Она читала знаки на камне, облекала их в слова, на ходу переводя на русский язык, ну а Софрон смотрел на ее маленькие круглые груди, лежащие на поверхности темной воды, словно светлые лотосы на своих темных листьях. Ну да, им ведь пришлось раздеться, чтобы попасть в подводную пещеру. Тати первая скинула с себя свое платье из ровдуги[11] и махнула рукой, чтобы Софрон тоже раздевался. Он сперва стоял, вылупив на нее глаза, а потом потащил через голову рубаху. И запутался в ней, потому что кровь застучала в висках, он ничего не соображал, света белого не видел, а видел только тонкое, длинное, смугло-золотистое тело Тати, гладенькое, безволосое, словно бы шелковое. Он раньше видел русских девок голыми – случалось подглядывать в купальнях или банях, – ну и знал, что у них передки и подмышки волосиками покрыты, однако на теле Тати не было ни единого волоска, и красноватая щелка, прорезавшая ее передок, так и манила к себе жадный взгляд Софрона. Он отвернулся, стаскивая портки, и опрометью кинулся в воду, потому что боялся – Тати станет смеяться, когда увидит, что приключилось с ним от одного только вида ее.

Холодная амурская вода ненадолго отрезвила Софрона, но лишь ненадолго – пока он не увидел, как лежат на воде ее груди-лотосы. Теперь кровь стучала в чреслах, и ему казалось, что жар его тела согревает воду кругом. Хотелось схватить Тати, прижать к себе… А как же не хотелось, неужто он требенец[12] какой?! Просто он боялся, что девка вывернется и уплывет, а потом больше никогда к нему не подойдет. А ведь он давно по ней сох. Это китайцы отгородились от мира каменной стеной, а от любви разве отгородишься? «Не про меня она, – с тоской думал Софрон, – рохля я, неухватчивый…» Но мысли не отрезвляли тела, и вода вокруг, кажется, уже готова была вскипеть.

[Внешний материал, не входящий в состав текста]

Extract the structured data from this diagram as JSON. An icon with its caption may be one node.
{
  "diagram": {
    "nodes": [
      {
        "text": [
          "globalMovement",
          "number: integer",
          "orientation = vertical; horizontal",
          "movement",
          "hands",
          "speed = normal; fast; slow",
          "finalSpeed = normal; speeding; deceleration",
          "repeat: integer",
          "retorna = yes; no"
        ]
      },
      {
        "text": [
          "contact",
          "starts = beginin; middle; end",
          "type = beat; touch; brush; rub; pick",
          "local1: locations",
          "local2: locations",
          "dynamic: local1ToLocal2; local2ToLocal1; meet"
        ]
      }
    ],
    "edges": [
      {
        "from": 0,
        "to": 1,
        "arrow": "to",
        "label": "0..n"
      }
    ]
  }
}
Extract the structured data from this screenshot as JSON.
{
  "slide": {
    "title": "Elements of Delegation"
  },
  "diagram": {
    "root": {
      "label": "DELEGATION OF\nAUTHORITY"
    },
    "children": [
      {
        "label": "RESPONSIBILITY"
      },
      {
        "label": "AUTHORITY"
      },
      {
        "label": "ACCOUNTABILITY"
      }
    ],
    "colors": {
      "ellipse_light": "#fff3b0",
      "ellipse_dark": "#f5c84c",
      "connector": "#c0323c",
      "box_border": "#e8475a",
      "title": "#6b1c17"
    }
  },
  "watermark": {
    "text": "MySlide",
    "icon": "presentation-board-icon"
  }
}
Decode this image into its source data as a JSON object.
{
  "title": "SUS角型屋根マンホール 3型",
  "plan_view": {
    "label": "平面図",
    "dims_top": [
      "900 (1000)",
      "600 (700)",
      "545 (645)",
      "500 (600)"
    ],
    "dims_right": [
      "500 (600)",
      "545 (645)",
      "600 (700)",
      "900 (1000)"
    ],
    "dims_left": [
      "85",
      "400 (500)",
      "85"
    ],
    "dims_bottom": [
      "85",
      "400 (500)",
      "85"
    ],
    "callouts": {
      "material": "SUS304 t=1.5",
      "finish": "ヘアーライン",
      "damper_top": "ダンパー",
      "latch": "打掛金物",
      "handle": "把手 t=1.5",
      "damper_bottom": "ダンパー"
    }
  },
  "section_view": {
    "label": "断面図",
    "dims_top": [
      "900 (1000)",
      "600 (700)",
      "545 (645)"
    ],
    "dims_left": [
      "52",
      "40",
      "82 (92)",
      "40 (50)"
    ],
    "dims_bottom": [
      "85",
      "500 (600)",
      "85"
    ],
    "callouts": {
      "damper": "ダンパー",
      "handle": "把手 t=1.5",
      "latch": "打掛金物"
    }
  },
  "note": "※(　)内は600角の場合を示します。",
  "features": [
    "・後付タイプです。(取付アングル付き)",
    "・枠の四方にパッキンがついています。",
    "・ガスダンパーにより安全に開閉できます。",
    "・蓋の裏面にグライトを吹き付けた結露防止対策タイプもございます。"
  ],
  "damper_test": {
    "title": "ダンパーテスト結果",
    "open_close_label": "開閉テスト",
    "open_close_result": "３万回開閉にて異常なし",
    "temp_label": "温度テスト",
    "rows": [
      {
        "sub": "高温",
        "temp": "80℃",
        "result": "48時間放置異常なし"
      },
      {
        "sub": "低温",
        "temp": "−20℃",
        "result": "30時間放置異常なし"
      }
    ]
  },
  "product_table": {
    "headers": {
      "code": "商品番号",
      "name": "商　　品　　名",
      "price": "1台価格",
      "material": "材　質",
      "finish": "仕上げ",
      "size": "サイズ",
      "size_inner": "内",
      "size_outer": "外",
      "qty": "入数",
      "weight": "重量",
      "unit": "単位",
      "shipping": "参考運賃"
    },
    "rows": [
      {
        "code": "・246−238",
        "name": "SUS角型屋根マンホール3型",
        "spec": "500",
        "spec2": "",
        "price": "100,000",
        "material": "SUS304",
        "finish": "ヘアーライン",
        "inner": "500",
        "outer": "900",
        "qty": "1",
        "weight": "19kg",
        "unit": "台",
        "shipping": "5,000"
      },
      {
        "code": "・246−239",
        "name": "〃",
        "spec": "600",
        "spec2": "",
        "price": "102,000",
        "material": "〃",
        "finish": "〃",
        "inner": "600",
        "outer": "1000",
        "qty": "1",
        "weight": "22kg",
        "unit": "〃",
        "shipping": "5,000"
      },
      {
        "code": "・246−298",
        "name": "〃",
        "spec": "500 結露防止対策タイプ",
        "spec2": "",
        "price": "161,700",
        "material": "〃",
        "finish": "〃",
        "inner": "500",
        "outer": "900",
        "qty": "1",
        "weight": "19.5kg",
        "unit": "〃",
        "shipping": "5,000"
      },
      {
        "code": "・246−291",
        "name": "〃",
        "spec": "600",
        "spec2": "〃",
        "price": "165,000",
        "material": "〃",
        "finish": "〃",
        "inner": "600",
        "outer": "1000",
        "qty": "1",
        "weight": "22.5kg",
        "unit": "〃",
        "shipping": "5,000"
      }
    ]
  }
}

Тати почуяла, что с ним неладно. Она всегда видела его насквозь, каждый помысел Софронов был ей ясен еще прежде, чем тот зарождался в его голове. Тати вдруг перестала читать непонятные знаки и забралась на камень. Был он плоский, большой, так что девушка вся на нем уместилась. Она легла на спину, раздвинув ноги и согнув их в коленях. Лица ее Софрон не видел, но бросился на этот призыв, как олень на свою ланку.

Ничего, что считал себя неухватчивым, все, что надо было, ухватил…

Потом он спрыгнул в воду и от восторга, от счастья носился по маленькой пещерке, взбаламучивая волну, словно невиданный водный зверь тюлень, о котором рассказывали люди, бывавшие на Охотоморском побережье. А Тати все лежала на камне, спокойно глядя в скальный разлом, сквозь который виднелось небо, и дремотно щурила свои и без того узкие глаза. Чресла ее были окровавлены, однако она ни слезинки не проронила. Софрон дивился, потому что слышал, будто девки непременно плакать должны, когда их бабами делают. А для Тати словно ничего неожиданного не произошло.

А может, она этого ждала? Может, знала, что оно должно случиться? Может, ей подсказали письмена, и она поступила так нарочно – по их судьбоносной подсказке? Но если раньше она была просто красивой гольдской девчонкой в ровдужных одеждах, шелестящих, как тайга под теплым ветром, то теперь для Софрона вся тайга шелестела, как ее одежды. Тати стала его бредом, его тяжким сном, полностью овладела его мыслями, наделила его новой душой, и он был готов на все ради нее, даже на смертоубийство. Именно смертоубийство и было задумано – оно должно было помочь им исчезнуть, помочь бежать Максиму и добраться до России. Но не как беглые преступники – брести до России пешком, таясь, крадучись, рискуя каждый миг быть перехваченными теми, кто будет послан в погоню, они не хотели.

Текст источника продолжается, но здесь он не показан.